Under an LRBA, an SMSF can borrow to buy property, provided specific conditions are met:
- The loan must be “limited recourse,” meaning the lender’s claim is restricted to the asset purchased (e.g., the property), not the entire SMSF’s assets.
- The property must be held in a separate bare trust, isolating it from other SMSF assets.
- The investment must comply with the Superannuation Industry (Supervision) Act 1993 (SIS Act) and align with the fund’s investment strategy.
Typically, this is used for single acquirable assets like real estate (e.g., a residential or commercial property), not shares or other fluctuating assets.
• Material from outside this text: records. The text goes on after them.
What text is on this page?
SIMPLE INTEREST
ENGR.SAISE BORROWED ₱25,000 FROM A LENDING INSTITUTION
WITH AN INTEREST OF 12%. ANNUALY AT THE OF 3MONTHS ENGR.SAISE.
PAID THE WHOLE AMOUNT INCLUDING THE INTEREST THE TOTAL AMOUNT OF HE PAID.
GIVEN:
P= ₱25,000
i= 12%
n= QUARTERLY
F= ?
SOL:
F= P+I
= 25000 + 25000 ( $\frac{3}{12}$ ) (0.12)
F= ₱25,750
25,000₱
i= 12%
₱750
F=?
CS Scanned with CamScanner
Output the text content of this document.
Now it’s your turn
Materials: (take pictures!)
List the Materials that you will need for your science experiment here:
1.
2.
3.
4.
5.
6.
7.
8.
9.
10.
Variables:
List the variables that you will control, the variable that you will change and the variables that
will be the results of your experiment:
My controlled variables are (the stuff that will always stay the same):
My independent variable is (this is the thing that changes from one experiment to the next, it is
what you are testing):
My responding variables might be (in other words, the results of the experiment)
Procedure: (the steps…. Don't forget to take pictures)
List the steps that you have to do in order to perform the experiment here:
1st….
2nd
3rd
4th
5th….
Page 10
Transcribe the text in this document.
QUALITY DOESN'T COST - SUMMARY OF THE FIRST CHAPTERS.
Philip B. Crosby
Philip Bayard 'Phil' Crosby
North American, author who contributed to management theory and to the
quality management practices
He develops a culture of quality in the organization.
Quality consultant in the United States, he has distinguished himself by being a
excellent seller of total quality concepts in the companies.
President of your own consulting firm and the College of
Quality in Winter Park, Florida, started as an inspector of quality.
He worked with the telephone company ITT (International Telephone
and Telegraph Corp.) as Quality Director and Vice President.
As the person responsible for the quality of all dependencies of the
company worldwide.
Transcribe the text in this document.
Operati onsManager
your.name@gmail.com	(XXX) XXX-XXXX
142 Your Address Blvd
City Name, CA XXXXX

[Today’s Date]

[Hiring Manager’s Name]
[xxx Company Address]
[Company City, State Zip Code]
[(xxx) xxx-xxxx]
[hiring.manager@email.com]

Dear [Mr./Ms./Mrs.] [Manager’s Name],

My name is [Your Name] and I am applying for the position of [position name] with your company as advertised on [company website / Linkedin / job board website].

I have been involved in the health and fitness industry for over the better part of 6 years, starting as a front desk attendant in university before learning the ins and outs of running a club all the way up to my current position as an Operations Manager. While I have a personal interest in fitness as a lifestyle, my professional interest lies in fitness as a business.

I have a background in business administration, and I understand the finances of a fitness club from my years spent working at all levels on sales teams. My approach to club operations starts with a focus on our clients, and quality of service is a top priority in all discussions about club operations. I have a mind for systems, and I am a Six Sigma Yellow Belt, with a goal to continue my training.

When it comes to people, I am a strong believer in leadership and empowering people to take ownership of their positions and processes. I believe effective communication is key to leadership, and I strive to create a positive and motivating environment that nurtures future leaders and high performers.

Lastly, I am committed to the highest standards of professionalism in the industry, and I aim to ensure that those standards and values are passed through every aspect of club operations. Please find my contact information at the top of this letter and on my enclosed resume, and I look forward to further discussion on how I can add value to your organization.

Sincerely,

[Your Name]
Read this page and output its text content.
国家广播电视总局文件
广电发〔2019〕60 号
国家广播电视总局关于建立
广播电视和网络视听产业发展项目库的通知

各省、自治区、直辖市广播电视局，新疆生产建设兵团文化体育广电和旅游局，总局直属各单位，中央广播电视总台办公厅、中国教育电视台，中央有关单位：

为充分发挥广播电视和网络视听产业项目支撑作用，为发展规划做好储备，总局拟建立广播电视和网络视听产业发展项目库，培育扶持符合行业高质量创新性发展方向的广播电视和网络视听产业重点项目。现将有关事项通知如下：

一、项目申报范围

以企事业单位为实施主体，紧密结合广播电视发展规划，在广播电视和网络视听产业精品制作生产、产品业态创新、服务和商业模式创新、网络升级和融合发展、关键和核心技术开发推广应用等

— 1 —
As of now, SMSFs commonly use LRBAs to invest in property, especially given Australia’s strong real estate market. For example, data from the Australian Taxation Office (ATO) shows that in 2024, property made up around 17% of SMSF assets, with many trustees utilising LRBAs to diversify beyond cash and equities.
That said, there are restrictions:
- The SMSF cannot borrow from related parties (e.g., fund members) unless terms are arm’s length and commercial.
- Post-June 30, 2021, unpaid LRBA amounts count toward a member’s Total Superannuation Balance, potentially limiting contributions if it exceeds thresholds like $1.9 million (2025 cap).
- Lenders (banks or non-bank financiers) often require 20%+ deposits and charge higher interest rates due to the limited recourse nature.